As we flip to the end of the article, we aren’t talking about Nazis, but about the peace process.

Archbishop Tutu, who, as indicated above, preaches the importance of forgiveness towards Nazis, has, of late, become one of Israel’s most vocal critics, demanding that other countries enact sanctions against the Jewish state. Perhaps he would have Israelis adopt an attitude of forgiveness towards those who have sworn to destroy the only democracy in the Middle East. Yet forgiveness is precisely what the Israeli government attempted ten years ago, when it argued that the time had come to forget the unspeakable actions of a particular individual, and to recognize him as the future leader of a Palestinian state. Many Jews, however, seething with hatred for this man, felt that it was the Israeli leaders who “knew not what they were doing.”

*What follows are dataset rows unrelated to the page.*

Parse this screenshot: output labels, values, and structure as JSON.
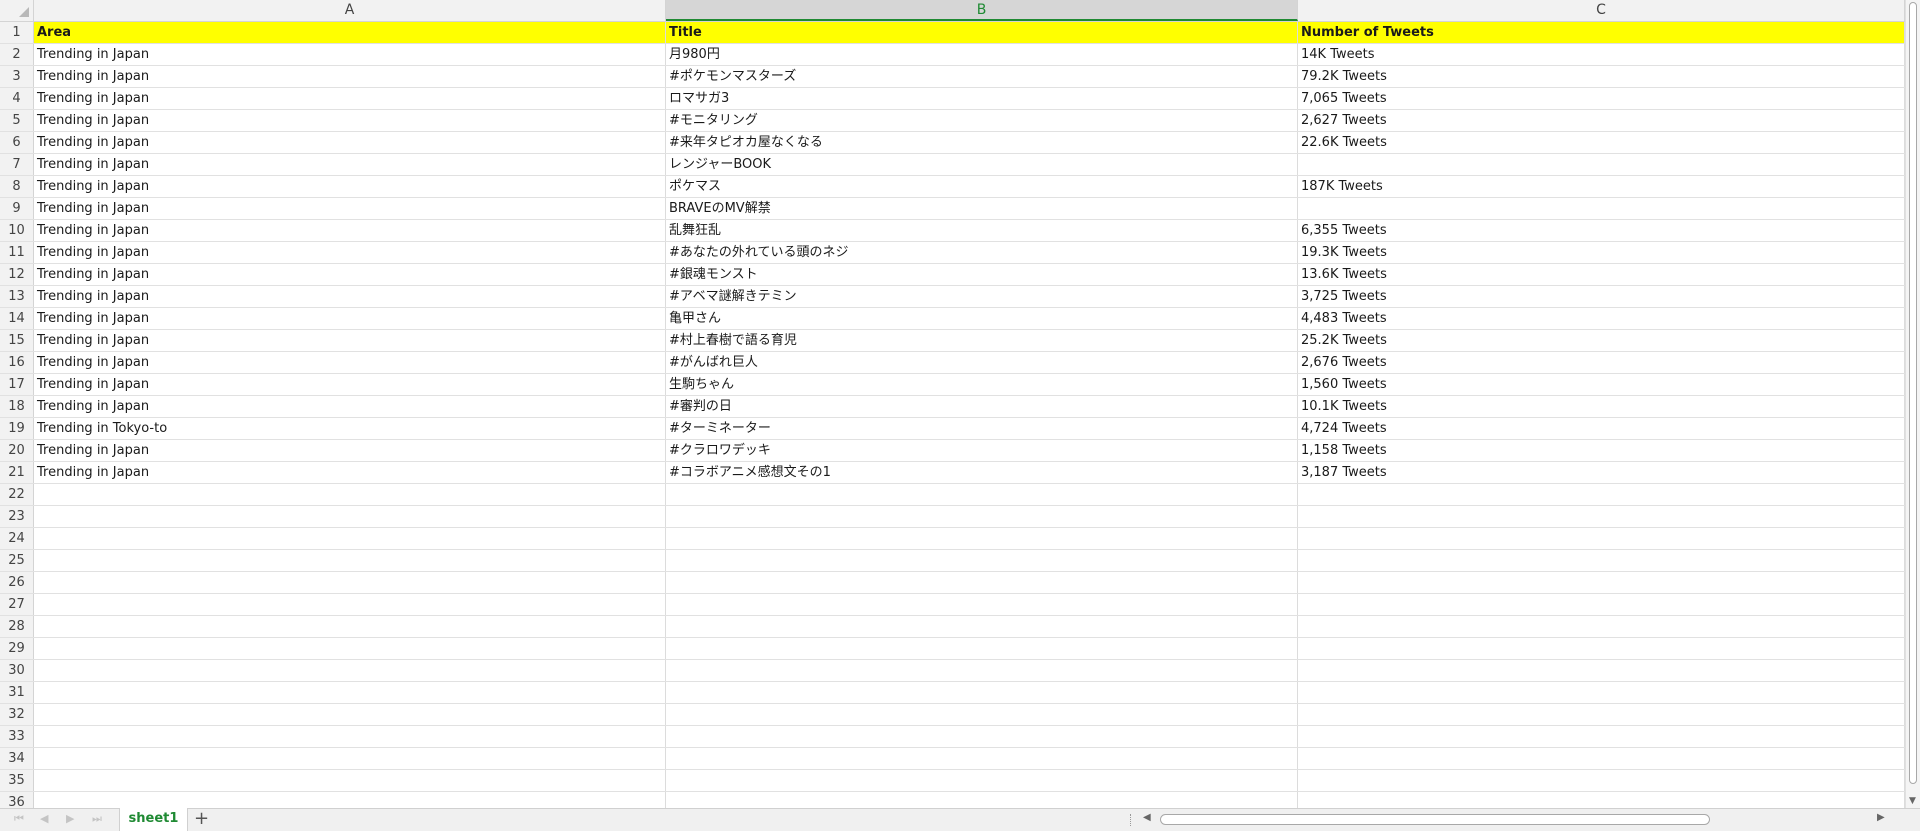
{
  "columns": [
    {
      "letter": "A",
      "selected": false
    },
    {
      "letter": "B",
      "selected": true
    },
    {
      "letter": "C",
      "selected": false
    }
  ],
  "header_row": {
    "a": "Area",
    "b": "Title",
    "c": "Number of Tweets"
  },
  "rows": [
    {
      "a": "Trending in Japan",
      "b": "月980円",
      "c": "14K Tweets"
    },
    {
      "a": "Trending in Japan",
      "b": "#ポケモンマスターズ",
      "c": "79.2K Tweets"
    },
    {
      "a": "Trending in Japan",
      "b": "ロマサガ3",
      "c": "7,065 Tweets"
    },
    {
      "a": "Trending in Japan",
      "b": "#モニタリング",
      "c": "2,627 Tweets"
    },
    {
      "a": "Trending in Japan",
      "b": "#来年タピオカ屋なくなる",
      "c": "22.6K Tweets"
    },
    {
      "a": "Trending in Japan",
      "b": "レンジャーBOOK",
      "c": ""
    },
    {
      "a": "Trending in Japan",
      "b": "ポケマス",
      "c": "187K Tweets"
    },
    {
      "a": "Trending in Japan",
      "b": "BRAVEのMV解禁",
      "c": ""
    },
    {
      "a": "Trending in Japan",
      "b": "乱舞狂乱",
      "c": "6,355 Tweets"
    },
    {
      "a": "Trending in Japan",
      "b": "#あなたの外れている頭のネジ",
      "c": "19.3K Tweets"
    },
    {
      "a": "Trending in Japan",
      "b": "#銀魂モンスト",
      "c": "13.6K Tweets"
    },
    {
      "a": "Trending in Japan",
      "b": "#アベマ謎解きテミン",
      "c": "3,725 Tweets"
    },
    {
      "a": "Trending in Japan",
      "b": "亀甲さん",
      "c": "4,483 Tweets"
    },
    {
      "a": "Trending in Japan",
      "b": "#村上春樹で語る育児",
      "c": "25.2K Tweets"
    },
    {
      "a": "Trending in Japan",
      "b": "#がんばれ巨人",
      "c": "2,676 Tweets"
    },
    {
      "a": "Trending in Japan",
      "b": "生駒ちゃん",
      "c": "1,560 Tweets"
    },
    {
      "a": "Trending in Japan",
      "b": "#審判の日",
      "c": "10.1K Tweets"
    },
    {
      "a": "Trending in Tokyo-to",
      "b": "#ターミネーター",
      "c": "4,724 Tweets"
    },
    {
      "a": "Trending in Japan",
      "b": "#クラロワデッキ",
      "c": "1,158 Tweets"
    },
    {
      "a": "Trending in Japan",
      "b": "#コラボアニメ感想文その1",
      "c": "3,187 Tweets"
    }
  ],
  "row_numbers": [
    "1",
    "2",
    "3",
    "4",
    "5",
    "6",
    "7",
    "8",
    "9",
    "10",
    "11",
    "12",
    "13",
    "14",
    "15",
    "16",
    "17",
    "18",
    "19",
    "20",
    "21",
    "22",
    "23",
    "24",
    "25",
    "26",
    "27",
    "28",
    "29",
    "30",
    "31",
    "32",
    "33",
    "34",
    "35",
    "36"
  ],
  "sheet_tab": "sheet1",
  "add_sheet_label": "+",
  "colors": {
    "header_fill": "#ffff00",
    "accent": "#1f8a33"
  }
}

The identification with the Jews is complete. Christian neocons are pro-Israel, they’re able to hang with the Jews on this important issue. By “hating like us” (as Joe Kennedy said of Bobby) they can transcend the moral problems raised by that mise en scene of the Holocaust. The Wiesenthal moment isn’t about Wiesenthal vs. Nazis. The whole scene is a coded struggle between Dennis Prager and Yitzhak Rabin.

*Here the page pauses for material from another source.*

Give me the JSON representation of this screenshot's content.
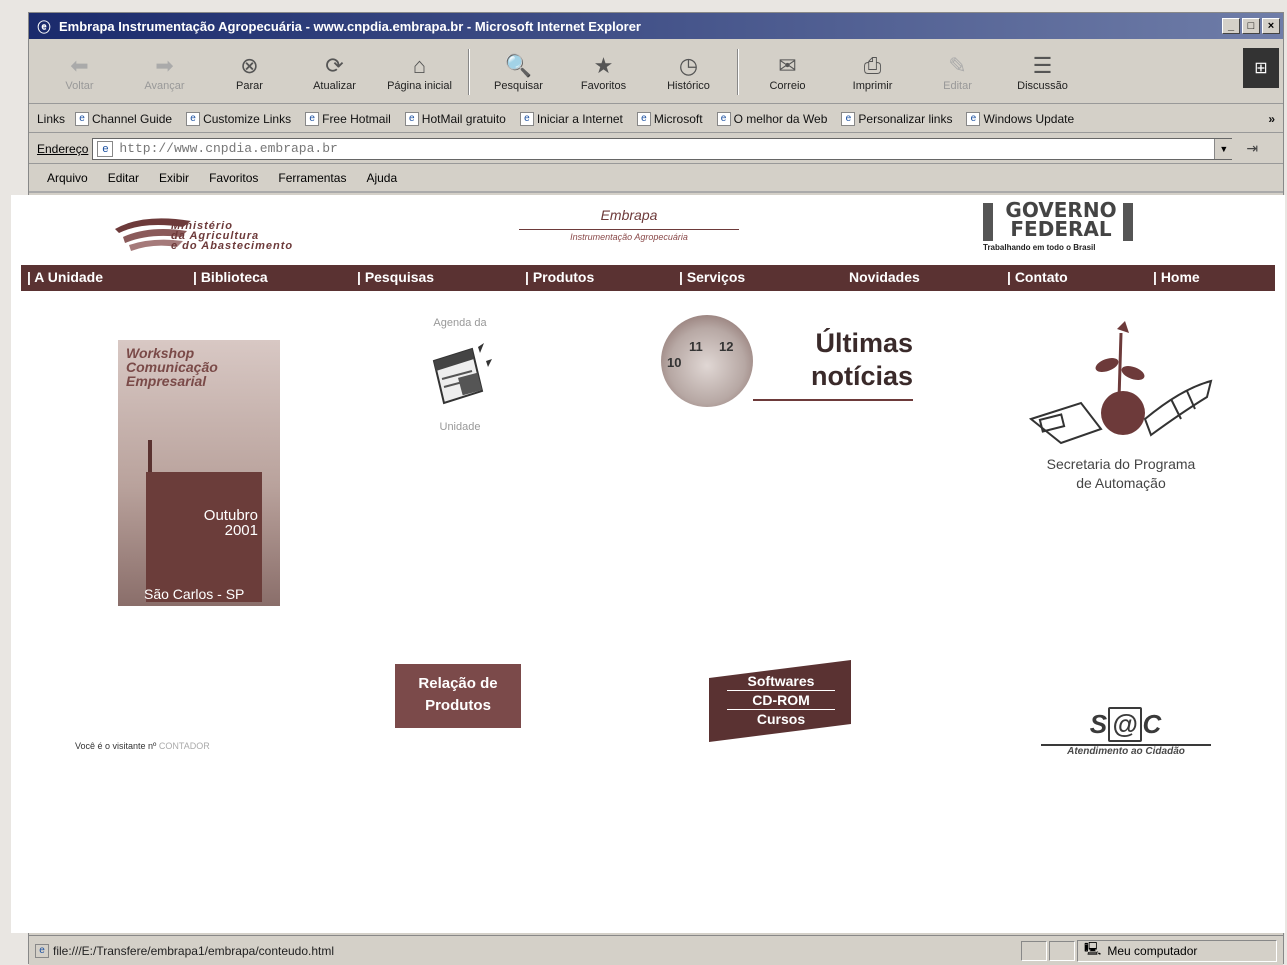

There are moments in Soloveichik’s article that make eminent sense. I’m with him when he says “we will not soon forgive the actions of a man who, as he sent children to kill children, knew all too well just what he was doing. We will not– we cannot-ask God to have mercy upon him.” Suicide bombing remains a reprehensible tactic, and posthumous attempts to clean up Arafat dishonestly gloss over a legacy of terrorism and violence. But putting this commonsensical appeal amidst a theological meditation on Nazis just detracts from its power. We don’t need to posit a false equivalence between terrorism and annihilationism to know not to be terrorists. And Christian parents hate people who kill their kids too. Finally, no one really has Arafat in their prayers. If they believe that God can forgive Arafat, thats more an expression of theological nominalist confidence in God than a ringing endorsement of terrorist Jihad. In Judaism, the Sanhedrin has to know how to kosher a lizard. In Catholicism the priest has to know how to save a terrorist.
Soloveichik is probably right not to have sympathy for Arafat. He’s also refreshingly eloquent for this kind of pro-Israel argument. Additionally, “The Virtue of Hate” shows homiletic flair in its use of Jewish (and New Testament) texts. Some of the formulations have real merit (“The essence of a religion can be discovered by asking its adherents one question”) and bespeak a singular talent for framing issues creatively, refreshingly and memorably. “The Virtue of Hate” is not without virtues.
Yet, all in all, the stakes of “The Virtue of Hate” are just too high. Its about Judaism vs. Christianity, love vs. hate and the Holocaust. And what do we get from that? Don’t like Arafat? Listen to Dennis Prager? Don’t pray for bad people? A lot has been brought in to justify a little.